🤖 AI Summary
Prior work lacks a systematic approach to transform unstructured explanation requests from user feedback into structured explainability requirements and corresponding explanations. Method: This paper proposes the first end-to-end automated framework—rule-guided prompt engineering—that integrates large language models (LLMs) and NLP techniques to jointly identify explanation needs, generate structured explainability requirements, and produce natural-language explanations from user reviews, augmented by human validation for quality assurance. Contribution/Results: We construct and publicly release the first annotated dataset of 58 real-world user comments. Experiments show that AI-generated explanations often surpass manually authored ones in clarity and stylistic expressiveness; however, requirement correctness remains error-prone and necessitates human correction—highlighting the critical role of human-AI collaboration.

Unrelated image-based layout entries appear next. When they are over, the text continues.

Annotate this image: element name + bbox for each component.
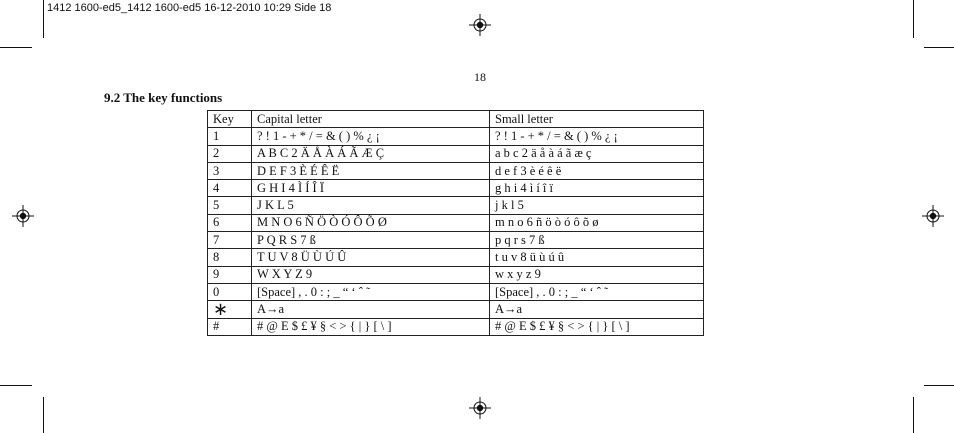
header-small-letter: Small letter	[490, 111, 704, 128]
key-cell: 6	[208, 214, 252, 231]
table-row	[208, 128, 704, 145]
key-cell: 0	[208, 283, 252, 300]
table-row	[208, 232, 704, 249]
registration-mark-left-icon	[12, 205, 34, 227]
crop-mark-top-left-horizontal	[0, 47, 32, 48]
page-number: 18	[474, 70, 486, 84]
small-cell: # @ E $ £ ¥ § < > { | } [ \ ]	[490, 318, 704, 335]
capital-cell: T U V 8 Ü Ù Ú Û	[252, 249, 490, 266]
key-cell: 9	[208, 266, 252, 283]
crop-mark-top-right-horizontal	[924, 47, 954, 48]
print-header: 1412 1600-ed5_1412 1600-ed5 16-12-2010 10:29 Side 18	[47, 2, 332, 14]
capital-cell: [Space] , . 0 : ; _ “ ‘ ˆ ˜	[252, 283, 490, 300]
capital-cell: D E F 3 È É Ê Ë	[252, 162, 490, 179]
small-cell: j k l 5	[490, 197, 704, 214]
key-cell: 4	[208, 180, 252, 197]
table-row	[208, 301, 704, 318]
table-row	[208, 283, 704, 300]
crop-mark-bottom-left-vertical	[43, 397, 44, 433]
table-row	[208, 318, 704, 335]
key-cell: 2	[208, 145, 252, 162]
crop-mark-bottom-right-horizontal	[924, 385, 954, 386]
capital-cell: # @ E $ £ ¥ § < > { | } [ \ ]	[252, 318, 490, 335]
small-cell: ? ! 1 - + * / = & ( ) % ¿ ¡	[490, 128, 704, 145]
small-cell: [Space] , . 0 : ; _ “ ‘ ˆ ˜	[490, 283, 704, 300]
small-cell: g h i 4 ì í î ï	[490, 180, 704, 197]
table-row	[208, 214, 704, 231]
small-cell: m n o 6 ñ ö ò ó ô õ ø	[490, 214, 704, 231]
key-cell: #	[208, 318, 252, 335]
registration-mark-top-icon	[469, 14, 491, 36]
small-cell: A→a	[490, 301, 704, 318]
capital-cell: ? ! 1 - + * / = & ( ) % ¿ ¡	[252, 128, 490, 145]
small-cell: t u v 8 ü ù ú û	[490, 249, 704, 266]
crop-mark-top-right-vertical	[913, 0, 914, 38]
registration-mark-bottom-icon	[469, 397, 491, 419]
key-cell: 5	[208, 197, 252, 214]
small-cell: p q r s 7 ß	[490, 232, 704, 249]
table-row	[208, 197, 704, 214]
small-cell: a b c 2 ä å à á ã æ ç	[490, 145, 704, 162]
crop-mark-top-left-vertical	[43, 0, 44, 38]
table-row	[208, 162, 704, 179]
table-row	[208, 180, 704, 197]
small-cell: d e f 3 è é ê ë	[490, 162, 704, 179]
header-key: Key	[208, 111, 252, 128]
capital-cell: M N O 6 Ñ Ö Ò Ó Ô Õ Ø	[252, 214, 490, 231]
key-functions-table	[207, 110, 704, 336]
registration-mark-right-icon	[922, 205, 944, 227]
table-row	[208, 145, 704, 162]
key-cell: ∗	[208, 301, 252, 318]
capital-cell: J K L 5	[252, 197, 490, 214]
key-cell: 3	[208, 162, 252, 179]
table-row	[208, 266, 704, 283]
section-title: 9.2 The key functions	[104, 90, 223, 105]
key-cell: 1	[208, 128, 252, 145]
capital-cell: W X Y Z 9	[252, 266, 490, 283]
small-cell: w x y z 9	[490, 266, 704, 283]
crop-mark-bottom-right-vertical	[913, 397, 914, 433]
table-header-row	[208, 111, 704, 128]
key-cell: 8	[208, 249, 252, 266]
table-row	[208, 249, 704, 266]
crop-mark-bottom-left-horizontal	[0, 385, 32, 386]
capital-cell: A B C 2 Ä Å À Á Ã Æ Ç	[252, 145, 490, 162]
capital-cell: P Q R S 7 ß	[252, 232, 490, 249]
key-cell: 7	[208, 232, 252, 249]
capital-cell: G H I 4 Ì Í Î Ï	[252, 180, 490, 197]
header-capital-letter: Capital letter	[252, 111, 490, 128]
capital-cell: A→a	[252, 301, 490, 318]
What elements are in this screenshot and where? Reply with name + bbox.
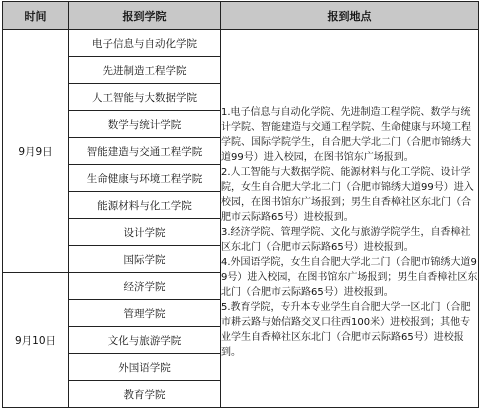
- college-cell: 设计学院: [69, 219, 221, 246]
- date-cell-day2: 9月10日: [3, 273, 69, 408]
- college-cell: 外国语学院: [69, 354, 221, 381]
- header-time: 时间: [3, 2, 69, 30]
- location-item-3: 3.经济学院、管理学院、文化与旅游学院学生，自香樟社区东北门（合肥市云际路65号）进校报到。: [221, 227, 471, 253]
- location-item-5: 5.教育学院，专升本专业学生自合肥大学一区北门（合肥市耕云路与始信路交叉口往西100米）进校报到；其他专业学生自香樟社区东北门（合肥市云际路65号）进校报到。: [221, 302, 471, 358]
- college-cell: 智能建造与交通工程学院: [69, 138, 221, 165]
- college-cell: 教育学院: [69, 381, 221, 408]
- college-cell: 管理学院: [69, 300, 221, 327]
- location-cell: [221, 30, 479, 408]
- college-cell: 电子信息与自动化学院: [69, 30, 221, 57]
- college-cell: 经济学院: [69, 273, 221, 300]
- header-college: 报到学院: [69, 2, 221, 30]
- table-row: [3, 30, 479, 57]
- registration-schedule-table: [2, 1, 479, 408]
- college-cell: 人工智能与大数据学院: [69, 84, 221, 111]
- header-location: 报到地点: [221, 2, 479, 30]
- location-item-2: 2.人工智能与大数据学院、能源材料与化工学院、设计学院，女生自合肥大学北二门（合肥市锦绣大道99号）进入校园，在图书馆东广场报到；男生自香樟社区东北门（合肥市云际路65号）进校报到。: [221, 167, 474, 223]
- college-cell: 国际学院: [69, 246, 221, 273]
- header-row: [3, 2, 479, 30]
- college-cell: 文化与旅游学院: [69, 327, 221, 354]
- college-cell: 能源材料与化工学院: [69, 192, 221, 219]
- college-cell: 生命健康与环境工程学院: [69, 165, 221, 192]
- location-item-4: 4.外国语学院，女生自合肥大学北二门（合肥市锦绣大道99号）进入校园，在图书馆东广场报到；男生自香樟社区东北门（合肥市云际路65号）进校报到。: [221, 257, 478, 298]
- college-cell: 先进制造工程学院: [69, 57, 221, 84]
- date-cell-day1: 9月9日: [3, 30, 69, 273]
- college-cell: 数学与统计学院: [69, 111, 221, 138]
- location-item-1: 1.电子信息与自动化学院、先进制造工程学院、数学与统计学院、智能建造与交通工程学院、生命健康与环境工程学院、国际学院学生，自合肥大学北二门（合肥市锦绣大道99号）进入校园，在图书馆东广场报到。: [221, 107, 471, 163]
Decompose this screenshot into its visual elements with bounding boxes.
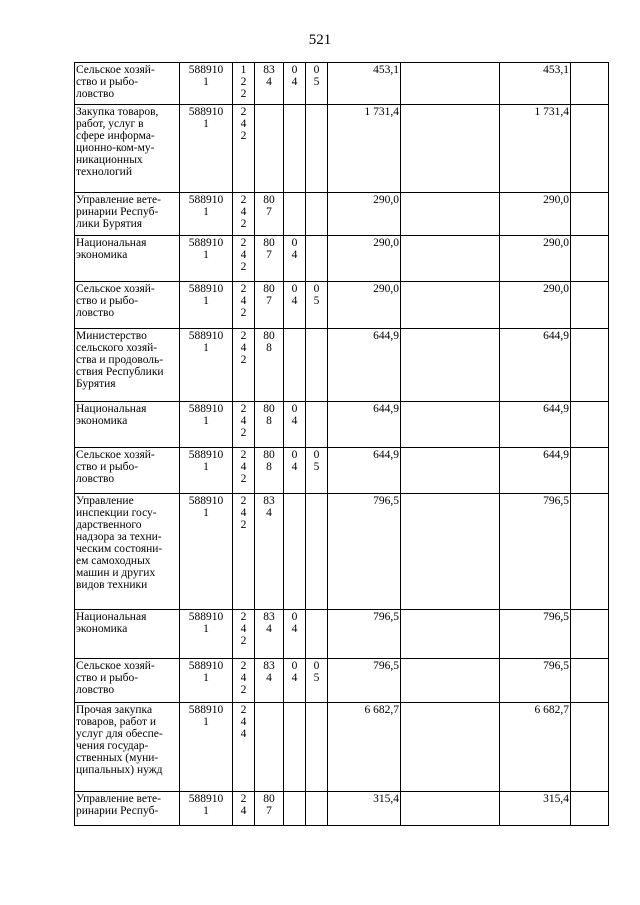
row-amount-cell: 290,0 — [328, 193, 401, 236]
table-row — [75, 282, 609, 329]
row-amount-total-cell: 796,5 — [500, 659, 571, 703]
row-section-cell: 0 4 — [284, 236, 306, 282]
row-grbs-cell: 83 4 — [255, 494, 284, 610]
row-empty-cell-a — [401, 494, 500, 610]
row-section-cell: 0 4 — [284, 402, 306, 448]
row-empty-cell-b — [571, 792, 609, 826]
row-grbs-cell: 80 8 — [255, 329, 284, 402]
row-name-cell: Национальная экономика — [75, 402, 180, 448]
row-empty-cell-b — [571, 236, 609, 282]
row-name-cell: Управление вете- ринарии Респуб- лики Бурятия — [75, 193, 180, 236]
row-section-cell — [284, 329, 306, 402]
row-empty-cell-a — [401, 282, 500, 329]
row-amount-cell: 644,9 — [328, 402, 401, 448]
row-name-cell: Национальная экономика — [75, 610, 180, 659]
row-name-cell: Управление вете- ринарии Респуб- — [75, 792, 180, 826]
row-empty-cell-a — [401, 703, 500, 792]
row-empty-cell-b — [571, 610, 609, 659]
page-number: 521 — [308, 32, 332, 48]
row-kvr-cell: 2 4 2 — [233, 494, 255, 610]
row-amount-cell: 796,5 — [328, 610, 401, 659]
row-empty-cell-a — [401, 329, 500, 402]
row-name-cell: Прочая закупка товаров, работ и услуг для обеспе- чения государ- ственных (муни- ципальных) нужд — [75, 703, 180, 792]
row-subsection-cell — [306, 329, 328, 402]
row-name-cell: Сельское хозяй- ство и рыбо- ловство — [75, 63, 180, 105]
row-amount-total-cell: 290,0 — [500, 236, 571, 282]
row-empty-cell-a — [401, 236, 500, 282]
table-row — [75, 329, 609, 402]
row-code-cell: 588910 1 — [180, 659, 233, 703]
row-name-cell: Национальная экономика — [75, 236, 180, 282]
row-amount-total-cell: 315,4 — [500, 792, 571, 826]
row-grbs-cell: 80 8 — [255, 448, 284, 494]
budget-table — [74, 62, 609, 826]
row-empty-cell-b — [571, 402, 609, 448]
table-row — [75, 659, 609, 703]
row-amount-total-cell: 1 731,4 — [500, 105, 571, 193]
row-kvr-cell: 1 2 2 — [233, 63, 255, 105]
row-empty-cell-a — [401, 610, 500, 659]
row-amount-cell: 644,9 — [328, 448, 401, 494]
row-name-cell: Сельское хозяй- ство и рыбо- ловство — [75, 659, 180, 703]
row-code-cell: 588910 1 — [180, 282, 233, 329]
row-name-cell: Закупка товаров, работ, услуг в сфере информа- ционно-ком-му- никационных технологий — [75, 105, 180, 193]
row-section-cell — [284, 105, 306, 193]
table-row — [75, 792, 609, 826]
row-grbs-cell: 80 7 — [255, 193, 284, 236]
row-grbs-cell: 80 7 — [255, 792, 284, 826]
table-row — [75, 494, 609, 610]
row-kvr-cell: 2 4 4 — [233, 703, 255, 792]
row-empty-cell-b — [571, 329, 609, 402]
row-amount-total-cell: 644,9 — [500, 329, 571, 402]
row-section-cell: 0 4 — [284, 63, 306, 105]
row-empty-cell-b — [571, 282, 609, 329]
row-amount-cell: 290,0 — [328, 282, 401, 329]
row-grbs-cell: 80 7 — [255, 282, 284, 329]
row-grbs-cell: 80 7 — [255, 236, 284, 282]
row-amount-total-cell: 644,9 — [500, 402, 571, 448]
table-row — [75, 63, 609, 105]
row-code-cell: 588910 1 — [180, 703, 233, 792]
row-empty-cell-b — [571, 63, 609, 105]
row-empty-cell-b — [571, 448, 609, 494]
row-section-cell — [284, 792, 306, 826]
row-empty-cell-b — [571, 193, 609, 236]
row-subsection-cell — [306, 792, 328, 826]
row-kvr-cell: 2 4 2 — [233, 659, 255, 703]
row-empty-cell-a — [401, 193, 500, 236]
table-row — [75, 105, 609, 193]
row-kvr-cell: 2 4 2 — [233, 329, 255, 402]
table-row — [75, 236, 609, 282]
row-subsection-cell — [306, 494, 328, 610]
row-section-cell: 0 4 — [284, 448, 306, 494]
row-kvr-cell: 2 4 2 — [233, 610, 255, 659]
row-subsection-cell: 0 5 — [306, 282, 328, 329]
row-subsection-cell — [306, 402, 328, 448]
row-code-cell: 588910 1 — [180, 402, 233, 448]
row-amount-total-cell: 796,5 — [500, 494, 571, 610]
row-kvr-cell: 2 4 2 — [233, 282, 255, 329]
row-grbs-cell: 83 4 — [255, 63, 284, 105]
row-grbs-cell: 83 4 — [255, 610, 284, 659]
row-kvr-cell: 2 4 2 — [233, 105, 255, 193]
row-subsection-cell — [306, 193, 328, 236]
row-subsection-cell — [306, 105, 328, 193]
row-kvr-cell: 2 4 2 — [233, 236, 255, 282]
row-grbs-cell: 80 8 — [255, 402, 284, 448]
row-name-cell: Управление инспекции госу- дарственного надзора за техни- ческим состояни- ем самоходных машин и других видов техники — [75, 494, 180, 610]
table-row — [75, 448, 609, 494]
row-empty-cell-a — [401, 402, 500, 448]
row-code-cell: 588910 1 — [180, 329, 233, 402]
row-subsection-cell: 0 5 — [306, 448, 328, 494]
row-name-cell: Сельское хозяй- ство и рыбо- ловство — [75, 282, 180, 329]
table-row — [75, 610, 609, 659]
row-kvr-cell: 2 4 — [233, 792, 255, 826]
row-grbs-cell: 83 4 — [255, 659, 284, 703]
row-code-cell: 588910 1 — [180, 448, 233, 494]
row-empty-cell-a — [401, 792, 500, 826]
row-subsection-cell: 0 5 — [306, 659, 328, 703]
row-subsection-cell — [306, 236, 328, 282]
row-empty-cell-a — [401, 448, 500, 494]
row-empty-cell-a — [401, 659, 500, 703]
row-name-cell: Министерство сельского хозяй- ства и продоволь- ствия Республики Бурятия — [75, 329, 180, 402]
row-code-cell: 588910 1 — [180, 610, 233, 659]
row-empty-cell-b — [571, 659, 609, 703]
row-amount-cell: 6 682,7 — [328, 703, 401, 792]
row-code-cell: 588910 1 — [180, 63, 233, 105]
row-amount-total-cell: 6 682,7 — [500, 703, 571, 792]
row-subsection-cell: 0 5 — [306, 63, 328, 105]
row-amount-total-cell: 453,1 — [500, 63, 571, 105]
row-empty-cell-a — [401, 63, 500, 105]
row-amount-cell: 1 731,4 — [328, 105, 401, 193]
row-amount-total-cell: 644,9 — [500, 448, 571, 494]
row-amount-total-cell: 796,5 — [500, 610, 571, 659]
table-row — [75, 703, 609, 792]
row-amount-cell: 644,9 — [328, 329, 401, 402]
row-grbs-cell — [255, 105, 284, 193]
row-empty-cell-b — [571, 494, 609, 610]
row-code-cell: 588910 1 — [180, 105, 233, 193]
row-amount-total-cell: 290,0 — [500, 193, 571, 236]
row-empty-cell-a — [401, 105, 500, 193]
row-empty-cell-b — [571, 703, 609, 792]
row-section-cell: 0 4 — [284, 282, 306, 329]
row-kvr-cell: 2 4 2 — [233, 402, 255, 448]
row-code-cell: 588910 1 — [180, 494, 233, 610]
row-amount-total-cell: 290,0 — [500, 282, 571, 329]
row-amount-cell: 453,1 — [328, 63, 401, 105]
row-section-cell — [284, 193, 306, 236]
row-grbs-cell — [255, 703, 284, 792]
row-name-cell: Сельское хозяй- ство и рыбо- ловство — [75, 448, 180, 494]
row-amount-cell: 315,4 — [328, 792, 401, 826]
row-subsection-cell — [306, 703, 328, 792]
row-kvr-cell: 2 4 2 — [233, 193, 255, 236]
row-section-cell — [284, 494, 306, 610]
row-section-cell: 0 4 — [284, 610, 306, 659]
table-row — [75, 193, 609, 236]
table-row — [75, 402, 609, 448]
row-code-cell: 588910 1 — [180, 193, 233, 236]
row-code-cell: 588910 1 — [180, 792, 233, 826]
row-section-cell: 0 4 — [284, 659, 306, 703]
row-subsection-cell — [306, 610, 328, 659]
row-amount-cell: 796,5 — [328, 494, 401, 610]
row-kvr-cell: 2 4 2 — [233, 448, 255, 494]
row-amount-cell: 290,0 — [328, 236, 401, 282]
row-section-cell — [284, 703, 306, 792]
row-empty-cell-b — [571, 105, 609, 193]
row-code-cell: 588910 1 — [180, 236, 233, 282]
row-amount-cell: 796,5 — [328, 659, 401, 703]
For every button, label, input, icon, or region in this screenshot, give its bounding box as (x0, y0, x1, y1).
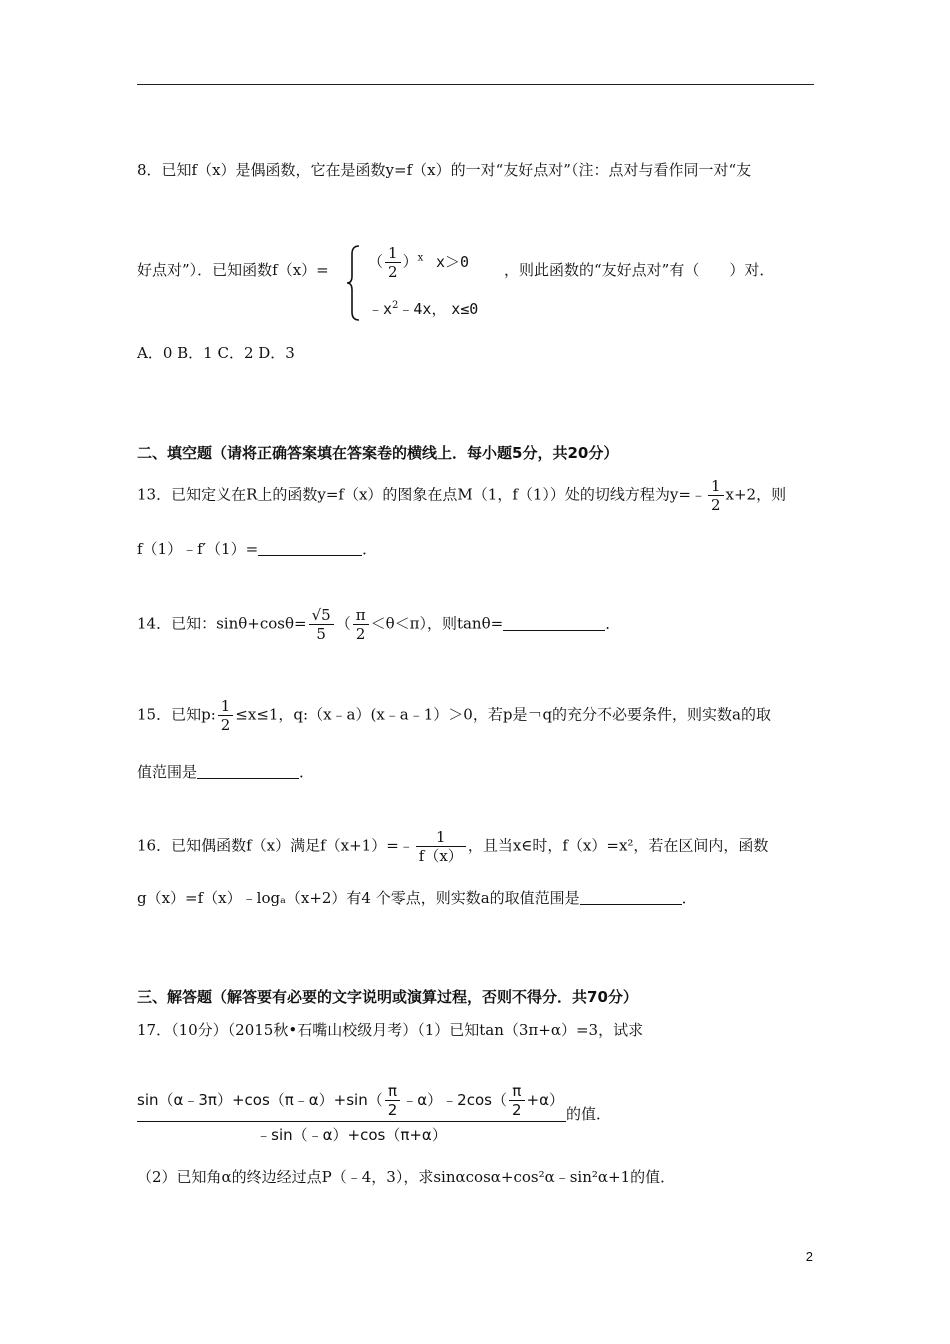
page-number: 2 (805, 1249, 813, 1264)
q8-case1-exp: x (417, 252, 424, 264)
q8-line2-suffix: ，则此函数的“友好点对”有（ ）对． (504, 261, 775, 279)
q8-case1-den: 2 (388, 263, 398, 281)
answer-blank (503, 616, 605, 631)
q17-denominator: ﹣sin（﹣α）+cos（π+α） (256, 1126, 447, 1144)
q13-line2: f（1）﹣f′（1）= ． (137, 540, 378, 558)
q16-line1 (137, 828, 768, 865)
q8-case1-cond: x＞0 (436, 252, 470, 271)
q8-case2 (368, 296, 478, 319)
q15-frac-num: 1 (218, 697, 234, 716)
q16-line2-text: g（x）=f（x）﹣logₐ（x+2）有4 个零点，则实数a的取值范围是 (137, 889, 580, 907)
q13-frac-den: 2 (710, 496, 721, 514)
q17-frac-suffix: 的值． (565, 1105, 611, 1123)
q14-line: 14．已知：sinθ+cosθ= $\frac{√5}{5}$ （ $\frac{\pi}{2}$ ＜θ＜π），则tanθ= ． (137, 606, 621, 643)
q13-frac-num: 1 (708, 477, 724, 496)
q13-line1 (137, 477, 786, 514)
q14-pre: 14．已知：sinθ+cosθ= (137, 614, 307, 633)
q8-options: A．0 B．1 C．2 D．3 (137, 344, 295, 362)
q8-case1-num: 1 (385, 244, 401, 263)
q15-mid: ≤x≤1，q:（x﹣a）(x﹣a﹣1）＞0，若p是￢q的充分不必要条件，则实数a的取 (235, 705, 771, 724)
q17-line1: 17．（10分）（2015秋•石嘴山校级月考）（1）已知tan（3π+α）=3，试求 (137, 1021, 644, 1039)
q8-case2-exp: 2 (392, 300, 399, 311)
q8-line2-prefix: 好点对”）．已知函数f（x）= (137, 261, 329, 279)
q14-frac1-den: 5 (316, 625, 326, 643)
q14-frac2-den: 2 (355, 625, 366, 643)
q16-line2: g（x）=f（x）﹣logₐ（x+2）有4 个零点，则实数a的取值范围是 ． (137, 889, 697, 907)
q16-post: ，且当x∈时，f（x）=x²，若在区间内，函数 (467, 836, 769, 855)
q8-case2-cond: x≤0 (451, 300, 479, 318)
answer-blank (197, 764, 299, 779)
q15-line2: 值范围是 ． (137, 763, 315, 781)
q8-case2-rest: ﹣4x， (398, 300, 447, 318)
q15-pre: 15．已知p: (137, 705, 216, 724)
answer-blank (580, 890, 682, 905)
q17-fraction (137, 1082, 611, 1146)
q16-frac-den: f（x） (418, 847, 463, 865)
section2-title: 二、填空题（请将正确答案填在答案卷的横线上．每小题5分，共20分） (137, 444, 619, 462)
q15-line1 (137, 697, 771, 734)
header-rule (137, 84, 814, 85)
q8-line1: 8．已知f（x）是偶函数，它在是函数y=f（x）的一对“友好点对”（注：点对与看作同一对“友 (137, 161, 752, 179)
q13-line1-post: x+2，则 (725, 485, 787, 504)
q14-frac1-num: √5 (309, 606, 334, 625)
left-brace-icon (346, 244, 362, 322)
q14-frac2-num: π (353, 606, 369, 625)
q8-case2-expr: ﹣x (368, 300, 393, 318)
q17-numerator: sin（α﹣3π）+cos（π﹣α）+sin（ $\frac{\pi}{2}$ ﹣α）﹣2cos（ $\frac{\pi}{2}$ +α） (137, 1082, 566, 1122)
q13-line1-pre: 13．已知定义在R上的函数y=f（x）的图象在点M（1，f（1））处的切线方程为y=﹣ (137, 485, 706, 504)
q15-frac-den: 2 (220, 716, 231, 734)
section3-title: 三、解答题（解答要有必要的文字说明或演算过程，否则不得分．共70分） (137, 988, 638, 1006)
q13-line2-text: f（1）﹣f′（1）= (137, 540, 259, 558)
answer-blank (258, 541, 362, 556)
q14-post: ＜θ＜π），则tanθ= (370, 614, 504, 633)
q16-frac-num: 1 (416, 828, 466, 847)
q16-pre: 16．已知偶函数f（x）满足f（x+1）=﹣ (137, 836, 414, 855)
q15-line2-text: 值范围是 (137, 763, 198, 781)
q17-part2: （2）已知角α的终边经过点P（﹣4，3），求sinαcosα+cos²α﹣sin²α+1的值． (137, 1168, 676, 1186)
q8-case1: （ $\frac{1}{2}$ ）$^x$ x＞0 (368, 244, 470, 281)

This work establishes a novel paradigm and empirical foundation for explainable AI (XAI) in requirements engineering.
📝 Abstract
Explainability has become a crucial non-functional requirement to enhance transparency, build user trust, and ensure regulatory compliance. However, translating explanation needs expressed in user feedback into structured requirements and corresponding explanations remains challenging. While existing methods can identify explanation-related concerns in user reviews, there is no established approach for systematically deriving requirements and generating aligned explanations. To contribute toward addressing this gap, we introduce a tool-supported approach that automates this process. To evaluate its effectiveness, we collaborated with an industrial automation manufacturer to create a dataset of 58 user reviews, each annotated with manually crafted explainability requirements and explanations. Our evaluation shows that while AI-generated requirements often lack relevance and correctness compared to human-created ones, the AI-generated explanations are frequently preferred for their clarity and style. Nonetheless, correctness remains an issue, highlighting the importance of human validation. This work contributes to the advancement of explainability requirements in software systems by (1) introducing an automated approach to derive requirements from user reviews and generate corresponding explanations, (2) providing empirical insights into the strengths and limitations of automatically generated artifacts, and (3) releasing a curated dataset to support future research on the automatic generation of explainability requirements.